Not sure exactly what's going on here, but it has turned the car around, but not any of the character. Starting to get a little terrifying, feeling a bit like Loab might be waiting a few turns down the line, so I'll stop.

Now, the showcase of all the edits:

Flux.1: Kontext - Character Consistency


Source image

"remove the cone from my dog's head"

"make my dog look happy"

"change the background to a sunny beach scene"

"add an antler bone in front of her"

"Change background to Minecraft. Write 'Happy Birthday, Nephew' in bright, colorful text"

"Seasons Greetings, snowy background, snowman, Christmas hat, remove antler"

"Two dogs driving in a pink convertible"

It's a very impressive model indeed. We can contrast the same sequence of turns with gpt-image-1, which the paper reports as the second best performing model for character consistency.

character-ref.png

Figure 9: Image-to-image evaluation on KontextBench by Black Forest Labs

gpt-image-1 - Character Consistency ref


Source image

1. "remove the cone from my dog's head" (gpt-image-1)

2. "make my dog look happy" (gpt-image-1)

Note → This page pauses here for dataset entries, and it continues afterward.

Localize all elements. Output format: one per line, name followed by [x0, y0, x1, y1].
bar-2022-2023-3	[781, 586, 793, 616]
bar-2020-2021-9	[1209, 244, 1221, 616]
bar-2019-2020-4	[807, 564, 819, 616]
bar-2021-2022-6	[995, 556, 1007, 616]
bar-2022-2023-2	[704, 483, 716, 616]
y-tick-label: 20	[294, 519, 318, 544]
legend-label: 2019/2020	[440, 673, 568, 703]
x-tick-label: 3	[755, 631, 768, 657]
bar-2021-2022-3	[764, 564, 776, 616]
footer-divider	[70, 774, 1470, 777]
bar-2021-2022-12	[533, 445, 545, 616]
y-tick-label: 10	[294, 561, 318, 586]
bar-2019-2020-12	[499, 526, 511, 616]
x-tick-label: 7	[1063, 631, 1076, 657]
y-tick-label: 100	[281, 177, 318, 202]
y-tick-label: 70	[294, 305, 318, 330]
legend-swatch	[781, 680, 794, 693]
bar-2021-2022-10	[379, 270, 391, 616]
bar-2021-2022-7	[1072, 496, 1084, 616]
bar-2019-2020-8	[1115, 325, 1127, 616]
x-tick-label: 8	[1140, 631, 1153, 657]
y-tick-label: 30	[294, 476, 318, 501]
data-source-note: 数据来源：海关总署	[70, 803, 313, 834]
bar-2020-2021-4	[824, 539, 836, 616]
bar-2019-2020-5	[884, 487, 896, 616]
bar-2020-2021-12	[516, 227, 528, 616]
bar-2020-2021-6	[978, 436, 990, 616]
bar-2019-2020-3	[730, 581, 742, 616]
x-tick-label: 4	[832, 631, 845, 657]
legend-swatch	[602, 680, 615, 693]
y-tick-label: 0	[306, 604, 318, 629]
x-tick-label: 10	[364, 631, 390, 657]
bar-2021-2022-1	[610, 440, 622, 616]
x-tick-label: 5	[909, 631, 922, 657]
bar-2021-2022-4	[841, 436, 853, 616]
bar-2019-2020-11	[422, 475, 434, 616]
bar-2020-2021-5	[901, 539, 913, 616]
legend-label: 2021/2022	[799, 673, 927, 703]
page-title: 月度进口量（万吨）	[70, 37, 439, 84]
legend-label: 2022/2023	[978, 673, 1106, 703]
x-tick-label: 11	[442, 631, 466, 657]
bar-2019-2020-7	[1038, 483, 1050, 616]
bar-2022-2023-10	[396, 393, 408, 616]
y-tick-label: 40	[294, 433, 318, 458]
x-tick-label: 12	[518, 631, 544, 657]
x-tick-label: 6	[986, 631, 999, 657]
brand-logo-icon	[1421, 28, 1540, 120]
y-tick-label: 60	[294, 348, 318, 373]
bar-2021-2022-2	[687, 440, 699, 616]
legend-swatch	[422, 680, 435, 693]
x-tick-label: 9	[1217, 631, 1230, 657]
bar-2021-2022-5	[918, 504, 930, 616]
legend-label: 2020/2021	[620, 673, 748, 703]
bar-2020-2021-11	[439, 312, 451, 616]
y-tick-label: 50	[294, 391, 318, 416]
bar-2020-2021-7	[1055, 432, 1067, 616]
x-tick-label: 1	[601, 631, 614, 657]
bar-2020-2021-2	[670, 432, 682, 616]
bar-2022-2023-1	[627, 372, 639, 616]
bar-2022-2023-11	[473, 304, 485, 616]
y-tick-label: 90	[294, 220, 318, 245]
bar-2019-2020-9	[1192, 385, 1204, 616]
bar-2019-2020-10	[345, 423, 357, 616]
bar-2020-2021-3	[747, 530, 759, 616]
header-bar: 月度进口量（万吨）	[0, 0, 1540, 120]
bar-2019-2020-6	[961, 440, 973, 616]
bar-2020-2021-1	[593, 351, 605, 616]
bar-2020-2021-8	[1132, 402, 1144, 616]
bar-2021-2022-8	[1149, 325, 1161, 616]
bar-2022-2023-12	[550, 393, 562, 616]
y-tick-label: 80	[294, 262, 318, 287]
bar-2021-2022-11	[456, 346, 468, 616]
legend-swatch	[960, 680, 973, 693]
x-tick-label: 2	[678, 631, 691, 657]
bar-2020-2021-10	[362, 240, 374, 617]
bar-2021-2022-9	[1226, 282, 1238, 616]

3. "change the background to a sunny beach scene"

4. "add an antler bone in front of her"

5. "Change background to minecraft. Write 'Happy Birthday, Nephew' in bright, colorful text on top of the image."

6. "change text to 'Seasons Greetings'. Convert into a snowy background. Remove antler. Add a snowman next to her. Add a Christmas hat on top."

7. "Remove text. There are now two dogs driving in a pink convertible."

Still an incredible model, but we can see clearly that even by the second image it's a totally different dog.

Black Forest Labs cooked with this one, as the kids would say.